While manning his interpersonal battle station, Mi
ke gets distressing news from one of his underlings: Someone has dropped a 400-page file in his e-mail! On the Intern-nets! Using various tubes! Shortly thereafter, a pair of goons nearly murder Mike, and he goes on the lam as an anonymous everyman. After surviving his close call with death, he begins behaving like a hard-boiled gumshoe in a Mickey Spillane paperback. While recuperating, Mike rasps, “There’s nothing quite like a couple of killers with a shotgun to your head to make you pay attention.” So Mike gives up the Hollywood good life to toil as a humble gardener in a Latino neighborhood. He’s like a Hollywood Jesus who came back from the dead solely to finish his work as a carpenter.
Mike continues to dispense bite-sized nuggets of hard-boiled wisdom throughout the film. Here are some other choice selections from my forthcoming book, All I Really Need To Know I Learned From The Narration In The End Of Violence: “There are no enemies or strangers. Just a strange world.” “‘Perversely’: That’s one thing I think I can define now. It’s when things are upside down and you start to like them that way.” “The thing about a sudden attack is, you never know where it’s coming from.” (Also, it happens suddenly, and involves an attack.) “I guess sometimes your friends are really your enemies. Sometimes your enemies are your friends. Sometimes they’re one and the same. Who can you trust? Reminds me of what a prick I was.”

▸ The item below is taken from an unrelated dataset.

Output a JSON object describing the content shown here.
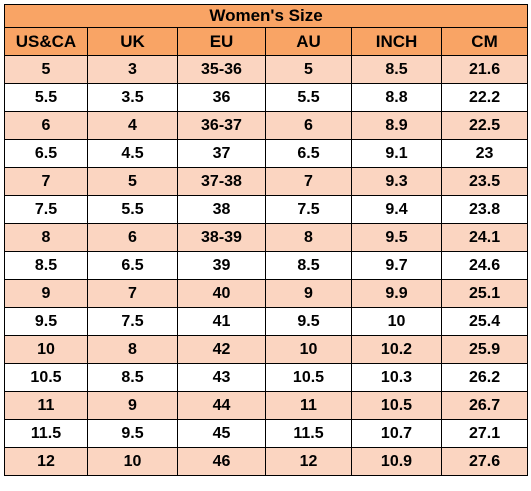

So anyway. The botched Mike assassination is linked to a mysterious FBI program run by sad-eyed ex–NASA man Ray Bering (Gabriel Byrne), who spies furtively on the citizens of Los Angeles from countless unseen electronic eyes scattered throughout the city.
Even before Mike’s mysterious disappearance, his wife, Page (Andie MacDowell), seems to be suffering a terminal case of art-film ennui, a condition she expresses by lurching about in a depressed, vaguely narcotized haze and babbling spacily about how being married to Mike is like being a sentient rocketship with him at the controls. Page stares vacantly into space, mopes, and cries—first a single perfect tear, then a whole stream of them. This is somehow supposed to be distinguishable from MacDowell’s usual performances. The End Of Violence affords ample time to contemplate the enigma that is Andie MacDowell’s face: perfect, icy, remote, empty.